Nel mondo ci sono crisi prioritarie, altre che si accendono a intermittenza e altre ancora che vengono dimenticate.
L’elenco di queste ultime è il più lungo. Dell’occupazione del Sahara Occidentale da parte del Marocco, dopo un lungo silenzio, abbiamo sentito parlare in questi mesi solo per via dell’inchiesta sulla corruzione nel Parlamento Europeo, che avrebbe avuto, tra gli altri obiettivi, anche quello di far “passare liscia” al governo marocchino l’occupazione illegittima dell’ex colonia spagnola.
Il continuo uso e abbandono dei curdi, nei vari Paesi in cui questo popolo costituisce una minoranza oppressa, è una costante: basti pensare al caso dei curdi siriani, sacrificati sull’altare degli interessi turchi e russi.
La luce sulla situazione dei palestinesi nei territori occupati si riaccende ogni tanto, ma sempre con minore intensità.
Poi ci sono i regimi che agiscono in totale impunità: come quello al potere in Myanmar, Paese che dal 2021 è governato con il pugno di ferro dai militari.

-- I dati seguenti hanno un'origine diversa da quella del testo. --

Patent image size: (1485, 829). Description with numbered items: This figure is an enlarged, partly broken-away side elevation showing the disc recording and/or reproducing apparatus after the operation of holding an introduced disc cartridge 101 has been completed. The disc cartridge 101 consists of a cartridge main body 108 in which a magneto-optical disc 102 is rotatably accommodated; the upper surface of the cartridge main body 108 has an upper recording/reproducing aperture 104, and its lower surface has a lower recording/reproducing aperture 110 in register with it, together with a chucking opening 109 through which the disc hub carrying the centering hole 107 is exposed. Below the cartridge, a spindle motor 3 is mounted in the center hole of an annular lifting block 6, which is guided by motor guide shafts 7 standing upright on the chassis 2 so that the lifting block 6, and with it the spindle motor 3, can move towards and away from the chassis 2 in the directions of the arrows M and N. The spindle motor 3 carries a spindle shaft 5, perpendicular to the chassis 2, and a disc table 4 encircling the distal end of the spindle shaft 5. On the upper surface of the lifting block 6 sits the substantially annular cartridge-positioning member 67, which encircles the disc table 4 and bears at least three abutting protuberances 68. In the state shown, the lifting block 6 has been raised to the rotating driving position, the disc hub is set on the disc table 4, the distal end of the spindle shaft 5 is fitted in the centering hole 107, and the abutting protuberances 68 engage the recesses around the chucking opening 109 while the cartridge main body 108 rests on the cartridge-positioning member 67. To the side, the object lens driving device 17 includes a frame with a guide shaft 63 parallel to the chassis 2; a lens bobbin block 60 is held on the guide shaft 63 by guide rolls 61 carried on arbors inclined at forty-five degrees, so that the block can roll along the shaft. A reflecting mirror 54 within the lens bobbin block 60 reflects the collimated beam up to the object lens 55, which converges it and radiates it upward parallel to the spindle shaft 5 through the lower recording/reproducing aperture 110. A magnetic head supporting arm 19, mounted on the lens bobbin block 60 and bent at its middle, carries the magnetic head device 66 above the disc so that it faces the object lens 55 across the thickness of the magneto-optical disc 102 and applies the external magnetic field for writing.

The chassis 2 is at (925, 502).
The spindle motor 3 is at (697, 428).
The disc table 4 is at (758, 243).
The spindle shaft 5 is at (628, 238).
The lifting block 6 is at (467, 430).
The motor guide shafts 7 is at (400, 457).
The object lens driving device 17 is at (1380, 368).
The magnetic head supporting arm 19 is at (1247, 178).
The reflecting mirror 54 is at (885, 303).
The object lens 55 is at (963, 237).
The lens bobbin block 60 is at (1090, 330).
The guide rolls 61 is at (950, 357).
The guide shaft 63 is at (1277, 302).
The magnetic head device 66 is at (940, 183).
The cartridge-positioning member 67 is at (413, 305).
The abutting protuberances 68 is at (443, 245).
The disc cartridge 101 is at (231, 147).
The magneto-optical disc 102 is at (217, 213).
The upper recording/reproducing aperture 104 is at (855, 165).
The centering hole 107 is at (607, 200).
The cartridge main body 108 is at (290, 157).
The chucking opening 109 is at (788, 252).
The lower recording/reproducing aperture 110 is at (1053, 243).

La leader delle forze democratiche e Premio Nobel per la Pace Aung San Suu Kyi, 77 anni d’età, al momento deve scontare 33 anni di carcere, sommando le condanne che le sono state inflitte per 14 capi d’imputazione. Finora sono in totale 16.500 i dirigenti del suo partito arrestati e 139 i dissidenti condannati a morte dei quali si ha notizia, che si aggiungono ai 4 giustiziati ad agosto. Un rapporto dell’ONU parla di 15 milioni di birmani, su una popolazione di 58 milioni, che stanno soffrendo la fame; il numero delle vaccinazioni anti-covid è crollato e la guerra civile tra lo Stato e diversi gruppi armati dilaga.
Eppure nessuno prende seriamente in considerazione il Myanmar. Il Consiglio di Sicurezza dell’ONU, che non ha mai condannato la giunta militare a causa dei veti della Cina, ha prodotto soltanto una tiepida risoluzione (con l’astensione di India, Russia e Cina) che chiede la cessazione delle violenze e la scarcerazione dei detenuti per motivi politici. Le uniche misure concrete sono state finora le sanzioni USA e l’embargo europeo sull’esportazione di armamenti e beni che potrebbero essere usati a scopo militare. Poca cosa per spaventare i generali di Yangon, che vengono riforniti di qualsiasi tipo di armi dalla Cina.
Il vero tallone d’Achille dei militari resta la disastrata economia del Paese: ma anche questo problema appare potenzialmente superabile grazie all’appoggio cinese, in particolare, agli investimenti che la Cina sta realizzando nel settore minerario birmano. Occorre ricordare che Pechino controlla circa il 60% del mercato mondiale delle terre rare e che il Myanmar ne possiede un altro 10%: per motivi ambientali, considerato il pesante impatto ambientale dell’estrazione, la Cina ha cominciato a limitare l’attività estrattiva sul suo territorio e a cercare altrove i preziosi minerali, soprattutto nel Kachin birmano, una regione ora controllata da un gruppo alleato dei militari di Yangon. Il metodo di estrazione usato in Myanmar si basa sulla deforestazione e produce liquami tossici scaricati nei fiumi senza trattamenti.
Dal momento del colpo di Stato a oggi, i luoghi di estrazione di terre rare sono passati da qualche decina a oltre 2700. Ed ecco allora l’importanza strategica dei militari birmani: possono garantire, al prezzo della devastazione del proprio Paese, l’estrazione di quei minerali strategici per le nuove tecnologie. Poco importante il Myanmar, troppo importanti le terre rare, e così la democrazia può aspettare. Con l’appoggio diretto della Cina e quello supplementare di India e Russia, i militari birmani possono essere certi che i loro misfatti resteranno impuniti.